Starting with super 8 mm footage of my grandmother, Frances Michalek, my assistant editor and I combed through the reels, labeling and marking what would be useable, still uncertain of how a story would emerge. My mother thankfully made a detailed log of what reels had Frances, and I soon began to renew the image of my grandmother as this flickering, saturated character on celluloid. I then ventured out to Cabot, PA with my sound mixer/composer/boyfriend, Will, at the end of September to film Frances in the process of living her everyday routine at Concordia. Only two hours into the trip, we hit a deer on the highway at 70 mph. Time stood still and yet sped up in an instant. My little white Corolla had taken a severe hit, and the SUV in front, which had also made contact with the deer, seemed untouched. Thankfully, Will and I were alright, and we continued on our journey the following day from Cuba, NY.

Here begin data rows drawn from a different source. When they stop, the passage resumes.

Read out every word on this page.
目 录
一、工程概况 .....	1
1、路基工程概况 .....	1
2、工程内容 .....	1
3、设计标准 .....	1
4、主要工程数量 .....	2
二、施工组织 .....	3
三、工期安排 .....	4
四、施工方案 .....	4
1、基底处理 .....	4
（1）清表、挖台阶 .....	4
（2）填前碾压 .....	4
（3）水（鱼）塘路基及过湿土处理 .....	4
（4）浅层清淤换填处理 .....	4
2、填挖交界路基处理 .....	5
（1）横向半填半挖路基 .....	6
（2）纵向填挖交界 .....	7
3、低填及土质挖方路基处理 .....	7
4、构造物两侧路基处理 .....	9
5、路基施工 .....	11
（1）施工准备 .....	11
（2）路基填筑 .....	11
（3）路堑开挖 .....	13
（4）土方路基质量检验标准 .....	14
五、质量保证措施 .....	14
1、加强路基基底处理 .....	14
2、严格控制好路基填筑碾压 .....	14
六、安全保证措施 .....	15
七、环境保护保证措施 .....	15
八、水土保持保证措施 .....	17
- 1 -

Sunday morning we woke up at 5:45 am, and got to Concordia for 6:30, the normal time for Frances to wake up. She is fed three meals a day, and in between those meals, she is either carted to local events around the building (sing-alongs at the piano, church, a movie) or sits in her room with the television on. The state of my grandmother didn’t shock me. I’d seen it before. The nurses had even done her hair because they knew I would be coming. But I couldn’t help but feeling like a voyeur, safely placed behind my camera. When I framed my shots, I was worried that I would be exposing her in a way she didn’t feel comfortable, but I didn’t want to leave anything out. This was how I experienced life around my grandmother. This is what I saw and this is what I felt.

It is during the editing process in documentary filmmaking that a filmmaker develops his or her story. I was nervous that I had collected and shot all of this footage with no clear idea of how it would pan out (pun totally intended), but after I compiled it all together, my doc began to grow. I created a tableau of my grandmother, a sort of “day in the life of Frances Michalek.” Sans narration, I cut back and forth between her life at Concordia and her days at 2509 Palm Street. While I am not a huge fan of editing, I found this process extremely easy. It was as if the clips fell into place themselves.

Looking back on it now, I couldn’t have made my documentary without also having worked on Damsel. If I didn’t distract myself with the duties of a DP, I wouldn’t have been able to harness my energy in editing my doc. During the first few seconds that my doc (now entitled “A Life Imagined”) appeared on screen, my heart started to beat uncontrollably. It was the first time in a long time that I could hear a pin drop in the audience at Park. During the entire production of my doc, I hadn’t shed one tear. I remained so steadfast and driven to complete my film that I hardly let myself feel the impact that the sequence of images and sounds had on me as Frances’ granddaughter. But after a minute or so of it screening in the auditorium, I couldn’t hold them in anymore. I grasped my mother and brother’s hands tightly for the ten minutes and fifty-six seconds of the film, and I had never felt more connected to my family or my history in my life. “A Life Imagined” was the first film I was truly proud of at Ithaca College.